In their review of The Little Mermaid, the staff of TV Guide wrote that Ariel resembled "a big-haired, denatured Barbie doll, despite her hourglass figure and skimpy seashell brassiere."
Tamara Weston of Time wrote that while Ariel is less passive and more strong-willed than her predecessors, she still "gives up her voice to be with a man" who comes to her rescue at the film's climax. Hal Hinson of The Washington Post wrote that it would be difficult for children to relate to Ariel's "feelings of disenchantment and longing for another world" and that she "doesn't have much personality." However, he also wrote a positive statement about Ariel, saying it was "refreshing ... to see a heroine who has some sense of what she wants and the resources to go after it." Nell Minow of Common Sense Media had a mixed view of Ariel, praising her for being "adventuresome, rebellious, and brave," but also criticizing that she "gives up everything – her family, her home, her voice – for love, even though her trust in the sea witch puts everyone she loves in danger." Daphne Lee of The Star called Ariel "annoying" and went on to state that she "is a silly girl who gives up her voice and her family for a man she knows next to nothing about."
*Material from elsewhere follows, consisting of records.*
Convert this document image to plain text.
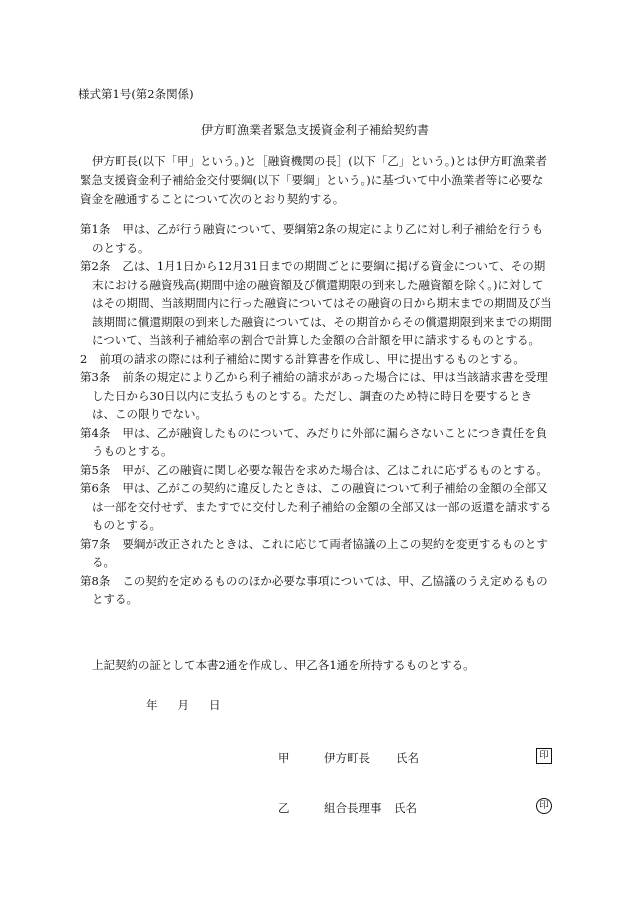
様式第1号(第2条関係)
伊方町漁業者緊急支援資金利子補給契約書
伊方町長(以下「甲」という。)と［融資機関の長］(以下「乙」という。)とは伊方町漁業者緊急支援資金利子補給金交付要綱(以下「要綱」という。)に基づいて中小漁業者等に必要な資金を融通することについて次のとおり契約する。
第1条 甲は、乙が行う融資について、要綱第2条の規定により乙に対し利子補給を行うものとする。
第2条 乙は、1月1日から12月31日までの期間ごとに要綱に掲げる資金について、その期末における融資残高(期間中途の融資額及び償還期限の到来した融資額を除く。)に対してはその期間、当該期間内に行った融資についてはその融資の日から期末までの期間及び当該期間に償還期限の到来した融資については、その期首からその償還期限到来までの期間について、当該利子補給率の割合で計算した金額の合計額を甲に請求するものとする。
2 前項の請求の際には利子補給に関する計算書を作成し、甲に提出するものとする。
第3条 前条の規定により乙から利子補給の請求があった場合には、甲は当該請求書を受理した日から30日以内に支払うものとする。ただし、調査のため特に時日を要するときは、この限りでない。
第4条 甲は、乙が融資したものについて、みだりに外部に漏らさないことにつき責任を負うものとする。
第5条 甲が、乙の融資に関し必要な報告を求めた場合は、乙はこれに応ずるものとする。
第6条 甲は、乙がこの契約に違反したときは、この融資について利子補給の金額の全部又は一部を交付せず、またすでに交付した利子補給の金額の全部又は一部の返還を請求するものとする。
第7条 要綱が改正されたときは、これに応じて両者協議の上この契約を変更するものとする。
第8条 この契約を定めるもののほか必要な事項については、甲、乙協議のうえ定めるものとする。
上記契約の証として本書2通を作成し、甲乙各1通を所持するものとする。
年 月 日
甲	伊方町長 氏名	印
乙	組合長理事 氏名	印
It was largely the results of these initial negative reviews regarding Ariel, that resulted in then-Disney Animation chairman Jeffrey Katzenberg deciding to add in a "feminist twist" to the next Disney fairy tale adaptation, Beauty and the Beast, and by extension make the film's female protagonist, Belle, into a feminist, as well as hire Linda Woolverton to act as the main screenwriter for the film. Despite her mixed critical reception, Ariel remains popular with audiences and is considered one of Disney's most iconic and beloved animated characters, with her specific color combination of red hair, lavender seashells, and green tail making her distinctly identifiable. An IMDb poll showed Ariel to be the second most alluring animated character after Jessica Rabbit. In August 2011, Jodi Benson was honored as a Disney Legend for her work as Ariel and her other projects at Disney. Although Belle is still often regarded and praised as Disney's first true feminist princess, fans and critics state that Ariel is because of her desire for independence, as well as being the first Disney princess to save her prince's life in her film.

A bi-annual convention called ArielCon is dedicated to the character. Ariel is an official "ambassador" for the "Keep Our Oceans Clean" campaign by Environmental Defense, The National Maritime Sanctuary, and The National Oceanic and Atmospheric Administration. From 2007 onwards, Disney launched an advertising campaign called Disney Dreams Portraits featuring celebrities dressed up as various Disney characters and photographed Annie Leibovitz; Julianne Moore was photographed as Ariel for this campaign.

"Hipster Ariel" has become a popular internet meme, utilizing a screenshot of Ariel with photoshopped glasses accompanied by a humorous caption. The popularity of the Hipster Ariel meme also led Funko to produce a line of Funko Pop figures based on the Hipster Disney Princess meme. Ariel's distinct appearance makes her the subject of "look-alike" events and competitions.